After years of fighting chronic tonsil episodes, I finally decided to get the beasts removed last Monday. I was warned up front that tonsil surgery in adults is a completely different animal than tonsil removal in children and that I should set aside weeks for recovery. Yes, weeks.
Oh, those doctors, always exaggerating to get your attention. No solid foods for two weeks? Silliness.
The first few days after surgery weren't too bad. Narcotics helped. Jello is the food of the gods. So are popsicles.
But then it all stopped working. I started to feel like Gen. Grant. I must be dying of this. I wondered: How am I going to write this column without the aid of cocaine?
Fortunately, we have this thing called the Internet today where people who have something to complain about can find others who are complaining, too. Good thing we didn't have it during the Civil War!
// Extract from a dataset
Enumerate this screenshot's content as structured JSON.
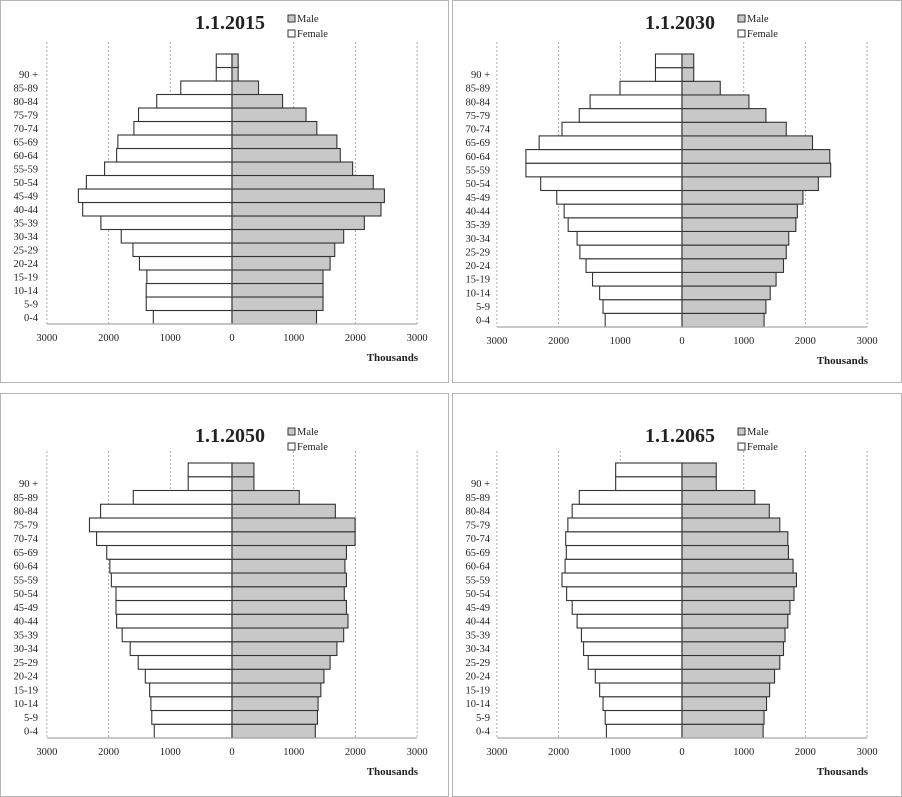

According to the complainers, of which I found hundreds, I am doing very well with my tonsil surgery. It is normal for the pain to peak 6-10 days out. It is normal for you to feel like you're going to die. It is normal for your ears to hurt out to their tips. It is normal not to eat anything solid for two weeks, not due to doctor's orders, but simply because it hurts too much. I even ran across mothers my age who reported that they would far prefer another childbirth to an adult tonsillectomy!
Boy, am I glad I didn't read those forums before surgery. I would have never done it. As it is, I know that within a couple of weeks, I will be free of tonsil trouble for my remaining days.
Now, if I could only pull a Grant and use the throat pain, as well as the accompanying medicines, to produce 50 pages per day of a book that will eventually sell millions!